Monday, January 21, 2013

Agriculture in the jungle

My search for a new adventure brought me to the Philippines : a place were rice means food security and has shaped the most amazing landscape with terraces and complex irrigation systems. I could not help going for a trek in the area of Banaue where these terraces are, inhabited by the Ifugao people .

View from Banaue
The up-coming blog post series labelled Ifugao trip will give you a chance to discover this beautiful and interesting region.
Ifugao people in traditional cloth (these very old ladies and gentlemen who cannot work in the fields anymore make some income from posing for tourists)

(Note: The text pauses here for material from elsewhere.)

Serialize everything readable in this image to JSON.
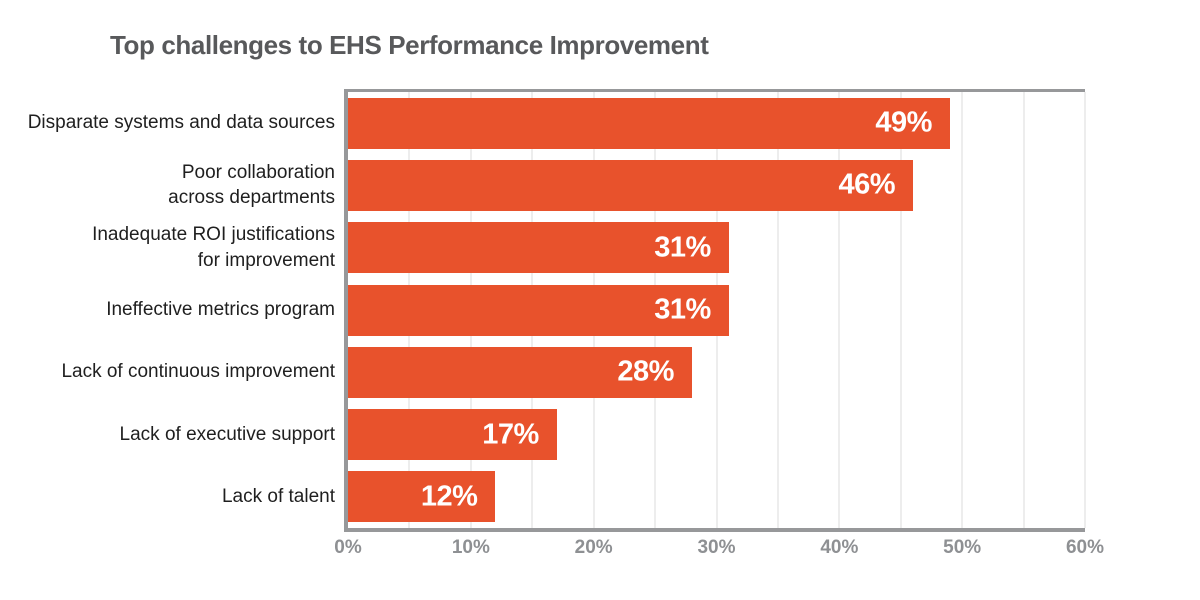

Rice is not native to the the Philippines, it has been introduced about 2000 years ago. Before that Ifugao people were living on sweet potatoes, planted in the middle of the jungle. Still today when crossing the jungle to reach rice terraces, one can find these very little patches of agriculture on the steep slopes.

patches of agriculture in the middle of the jungle on the steep slope

These patches are won from the jungle from the already deforested area with a slash and burn system. In some patches are divided in 3 and distinctively have a crop rotation : sweet potatoes, beans and fallow, sometimes also combined with banana on the boundaries.
the sweet potatoes in front, beans in the back and the banana trees
same farm than above (view in the other direction), the sweet potato field in front and fallow in the back

Often the sweet potatoes is inter-cropped with cassava as well as (for me an unidentified) tree that produced edible bean suggesting that it is a nitrogen binding plant. Also sometimes one can finds fields where sweet potatoes and beans are intercropped.

The nitrogen binding tree in an inter-cropped fields with sweet potatoes and beans
 Looking at this rain-fed system, it looks pretty sustainable. The patches used for agriculture are relatively small (there is a lot of untouched jungle left). There are areas that are left fallow, allowing the soil to recover. The biomass on the fallow area will be burned before planting crops. The burning increase the fertilization of the soil (in the short term) also the combination with both the green beans and the "bean tree" increases the nitrogen (=soil fertility).

Probably, the rice terraces, providing staple food and insuring food security has helped to keep the slash and burning system relatively limited still allowing for fallow patches despite of the increasing population pressure.